Oh yes, this is another favorite of ours, actually one of the first recipes I’ve tried from epicurious.com. I’m not a huge fan of green onions, but this recipe pretty much made me love them and I’ve even started garnishing with green onions for the TASTE. I also love this recipe because you can crack open a bottle of wine because “the recipe calls for it”… Now this recipe comes with a Parmesan Crostini that I’ve never made until today because I have a surplus of tomatoes, and they were really tasty, but I’m not entirely sure they go with the dish 100%. I’m always changing recipes here and there, but this one I didn’t change much at all to the chicken recipe because it turned out so great the first time around. I do use chicken thighs instead of breasts because I find them more flavorful, and I use 1/2 cup of green onions instead of 1/4, and I usually put a bit more garlic in as well. For the crostini, I used heirloom tomatoes instead of plum, and I mixed a few tablespoons of parmesan cheese into the tomato paste itself for more flavor.
For crostini
- 12 1/4-inch-thick French bread baguette slices, toasted
- 1/4 cup tomato paste
- 12 thin slices plum tomato
- 2 tablespoons grated Parmesan cheese
For chicken
- 4 4-ounce skinless boneless chicken breasts
- 3 tablespoons all purpose flour
- 2 1/2 teaspoons olive oil
- 1/4 cup finely chopped green onions (white and pale green parts only)
- 2 small garlic cloves, minced
- 1/2 cup canned low-salt chicken broth
- 1/4 cup dry white wine
- 1 tablespoon fresh lemon juice
- 4 tablespoons chopped fresh parsley
- 1 teaspoon grated lemon peel
Make crostini:
- Place bread on baking sheet. Spread tomato paste over. Top each with 1 tomato slice. Sprinkle cheese atop.
Make chicken:
- Pound each chicken breast between sheets of plastic to 1/4-inch-thickness. Sprinkle chicken with salt and pepper. Place flour in bowl. Heat 1 teaspoon oil in large nonstick skillet over high heat. Lightly coat 2 chicken with flour; shake off excess. Transfer to skillet and cook until brown and cooked through, about 2 minutes per side. Transfer chicken to plate and tent with foil. Repeat with 1 teaspoon oil, flour and remaining chicken.

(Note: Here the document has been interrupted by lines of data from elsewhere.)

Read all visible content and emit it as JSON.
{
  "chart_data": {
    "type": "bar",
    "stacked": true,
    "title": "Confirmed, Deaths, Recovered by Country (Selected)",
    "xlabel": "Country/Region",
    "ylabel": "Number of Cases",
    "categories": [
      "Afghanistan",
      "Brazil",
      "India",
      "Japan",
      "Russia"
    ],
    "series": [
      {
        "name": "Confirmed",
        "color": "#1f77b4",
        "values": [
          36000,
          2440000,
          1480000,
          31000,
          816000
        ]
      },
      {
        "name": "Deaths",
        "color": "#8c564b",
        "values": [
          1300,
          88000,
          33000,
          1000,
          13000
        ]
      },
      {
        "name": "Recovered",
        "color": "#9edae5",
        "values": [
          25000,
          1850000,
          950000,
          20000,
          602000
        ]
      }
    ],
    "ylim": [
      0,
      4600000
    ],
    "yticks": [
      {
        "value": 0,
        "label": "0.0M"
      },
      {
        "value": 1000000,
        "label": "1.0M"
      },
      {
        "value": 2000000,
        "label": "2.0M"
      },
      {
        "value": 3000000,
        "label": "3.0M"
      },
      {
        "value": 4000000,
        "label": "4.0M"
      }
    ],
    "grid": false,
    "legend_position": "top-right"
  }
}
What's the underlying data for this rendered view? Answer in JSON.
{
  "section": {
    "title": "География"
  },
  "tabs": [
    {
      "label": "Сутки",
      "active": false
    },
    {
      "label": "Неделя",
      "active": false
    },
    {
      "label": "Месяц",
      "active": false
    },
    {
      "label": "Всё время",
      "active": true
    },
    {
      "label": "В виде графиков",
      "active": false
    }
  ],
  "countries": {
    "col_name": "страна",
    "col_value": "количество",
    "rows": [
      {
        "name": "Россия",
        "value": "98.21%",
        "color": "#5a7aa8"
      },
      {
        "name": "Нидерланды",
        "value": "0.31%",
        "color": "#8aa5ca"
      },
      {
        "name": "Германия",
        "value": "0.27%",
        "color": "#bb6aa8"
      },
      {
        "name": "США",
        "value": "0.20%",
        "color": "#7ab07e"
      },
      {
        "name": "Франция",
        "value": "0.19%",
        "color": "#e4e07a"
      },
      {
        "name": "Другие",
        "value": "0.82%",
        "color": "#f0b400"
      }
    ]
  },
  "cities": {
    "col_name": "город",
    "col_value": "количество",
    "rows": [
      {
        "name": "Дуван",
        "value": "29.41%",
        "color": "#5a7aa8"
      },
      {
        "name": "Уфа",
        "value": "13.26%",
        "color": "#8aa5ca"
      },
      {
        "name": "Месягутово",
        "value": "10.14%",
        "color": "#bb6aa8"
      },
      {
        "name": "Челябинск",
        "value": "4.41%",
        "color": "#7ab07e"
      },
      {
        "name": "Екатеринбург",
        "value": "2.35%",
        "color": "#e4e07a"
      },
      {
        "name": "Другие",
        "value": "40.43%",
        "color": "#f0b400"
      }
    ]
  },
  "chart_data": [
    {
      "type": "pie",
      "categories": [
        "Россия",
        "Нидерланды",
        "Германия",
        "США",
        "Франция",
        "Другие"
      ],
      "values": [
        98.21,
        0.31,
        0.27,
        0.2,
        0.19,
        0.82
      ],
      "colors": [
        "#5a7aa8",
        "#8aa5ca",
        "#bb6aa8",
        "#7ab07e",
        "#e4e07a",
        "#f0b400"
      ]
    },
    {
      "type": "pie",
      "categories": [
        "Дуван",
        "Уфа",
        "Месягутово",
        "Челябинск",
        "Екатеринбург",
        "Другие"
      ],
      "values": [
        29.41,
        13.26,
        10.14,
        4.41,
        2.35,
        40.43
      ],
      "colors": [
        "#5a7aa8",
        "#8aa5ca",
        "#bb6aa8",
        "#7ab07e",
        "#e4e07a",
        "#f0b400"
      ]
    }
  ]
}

- Heat 1/2 teaspoon oil in same skillet over low heat. Add green onions and garlic; sauté until tender, about 2 minutes. Stir in broth and wine scraping up any browned bits in skillet. Add lemon juice and 2 tablespoons parsley. Increase heat to high; boil until liquid is slightly reduced, about 3 minutes. Mix in lemon peel. Season with salt and pepper. Return chicken to skillet; simmer until heated through, turning to coat.
- Meanwhile, preheat broiler. Broil crostini until cheese melts, watching closely, about 1 minute.
- Transfer chicken to plates. Spoon pan juices over chicken. Sprinkle with remaining parsley. Serve with crostini.